There is an urgent need to develop new anti-microbials with better therapeutic profiles to combat emerging antimicrobial-resistant microbes. To this end, a series of new 2,3,4,5-tetra substituted thiophene derivatives bearing various scaffolds at 5-position were synthesized and screened for their potential antibacterial and antifungal activities. The tested compounds demonstrated significant antibacterial activity against the Gram-positive strains than to Gram-negative strains. The observed zone fields were 12.3 - 19.5 and 12.7 - 29.8 mm against S. pneumonia and B. subtilis, respectively. The highest inhibition zones against the Gram-positive strains S. pneumoniae and B. were observed with compound 10. Similarly, in observing the activity against the Gram-negative bacterial strains, compound 7 (thiophene moiety coupled with pyridazine) was effective against both the Gram-negative bacterial strains (Pseudomonas aeruginosa and Escherichia coli), giving zone of inhibitions of 18.2 and 15.6 mm, respectively.
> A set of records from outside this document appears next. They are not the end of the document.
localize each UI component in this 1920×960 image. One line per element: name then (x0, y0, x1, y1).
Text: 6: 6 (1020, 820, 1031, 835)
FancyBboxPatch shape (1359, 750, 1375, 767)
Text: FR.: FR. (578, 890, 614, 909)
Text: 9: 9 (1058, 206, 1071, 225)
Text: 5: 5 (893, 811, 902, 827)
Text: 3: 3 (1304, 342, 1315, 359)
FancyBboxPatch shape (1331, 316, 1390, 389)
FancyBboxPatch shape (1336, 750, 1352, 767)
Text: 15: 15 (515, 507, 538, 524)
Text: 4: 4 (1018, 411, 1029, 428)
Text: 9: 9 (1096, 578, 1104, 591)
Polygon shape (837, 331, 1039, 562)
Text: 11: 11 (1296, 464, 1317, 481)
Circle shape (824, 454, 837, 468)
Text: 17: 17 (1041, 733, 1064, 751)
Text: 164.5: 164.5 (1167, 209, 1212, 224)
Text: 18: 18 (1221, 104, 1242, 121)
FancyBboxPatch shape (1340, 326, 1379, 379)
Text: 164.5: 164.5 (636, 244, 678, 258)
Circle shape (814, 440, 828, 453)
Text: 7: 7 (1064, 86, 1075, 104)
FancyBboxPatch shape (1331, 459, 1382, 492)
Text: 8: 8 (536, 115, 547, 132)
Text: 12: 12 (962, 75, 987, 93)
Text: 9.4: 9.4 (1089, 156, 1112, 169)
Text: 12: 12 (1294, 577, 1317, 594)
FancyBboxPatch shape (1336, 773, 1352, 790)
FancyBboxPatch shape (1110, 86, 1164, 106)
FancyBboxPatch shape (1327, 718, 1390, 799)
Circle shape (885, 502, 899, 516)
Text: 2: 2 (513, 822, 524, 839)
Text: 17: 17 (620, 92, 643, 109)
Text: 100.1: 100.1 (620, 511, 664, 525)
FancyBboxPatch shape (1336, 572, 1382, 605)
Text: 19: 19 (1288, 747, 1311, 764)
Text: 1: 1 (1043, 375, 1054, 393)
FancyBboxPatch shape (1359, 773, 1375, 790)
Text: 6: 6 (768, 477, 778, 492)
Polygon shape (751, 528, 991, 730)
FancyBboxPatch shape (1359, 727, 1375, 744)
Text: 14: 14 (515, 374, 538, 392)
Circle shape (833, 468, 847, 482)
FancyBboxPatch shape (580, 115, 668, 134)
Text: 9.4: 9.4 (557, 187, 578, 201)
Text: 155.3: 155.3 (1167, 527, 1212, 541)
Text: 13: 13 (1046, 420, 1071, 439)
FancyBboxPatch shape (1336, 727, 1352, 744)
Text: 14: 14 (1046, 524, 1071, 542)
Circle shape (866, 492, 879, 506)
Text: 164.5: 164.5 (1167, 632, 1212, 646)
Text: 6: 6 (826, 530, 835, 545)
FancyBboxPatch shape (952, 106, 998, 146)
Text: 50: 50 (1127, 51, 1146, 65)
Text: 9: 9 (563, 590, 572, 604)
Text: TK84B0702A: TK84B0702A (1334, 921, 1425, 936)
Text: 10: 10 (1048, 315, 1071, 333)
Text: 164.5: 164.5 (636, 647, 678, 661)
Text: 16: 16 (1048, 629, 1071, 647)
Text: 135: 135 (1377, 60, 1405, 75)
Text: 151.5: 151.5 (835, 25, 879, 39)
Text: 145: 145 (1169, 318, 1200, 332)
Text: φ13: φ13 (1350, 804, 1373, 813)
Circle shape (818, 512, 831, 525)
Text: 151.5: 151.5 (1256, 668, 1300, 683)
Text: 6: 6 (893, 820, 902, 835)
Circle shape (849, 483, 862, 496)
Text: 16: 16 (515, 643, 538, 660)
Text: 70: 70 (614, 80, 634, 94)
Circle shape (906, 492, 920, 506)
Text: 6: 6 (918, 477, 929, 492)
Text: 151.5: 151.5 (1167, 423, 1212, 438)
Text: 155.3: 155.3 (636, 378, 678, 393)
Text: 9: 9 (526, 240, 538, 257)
At the antibacterial activity profile of our blends, it is evident that compounds 7, 11 were potent against a broad range of bacterial strains. In addition, all tested compounds were very active against tested fungal strains. However, the thiophene derivative 4, which structurally extended with amide, exhibited notable antifungal activity in tested fungal strains (A. fumigates and S. racemosum) better than the reference drug Amphotericin B. Docking studies further supported our finding and provided the basis of linkages in terms of conventional hydrogen bonds and pi- bonding patterns. In summary, the present results lay the groundwork for developing lead compounds with improved antimicrobial activities.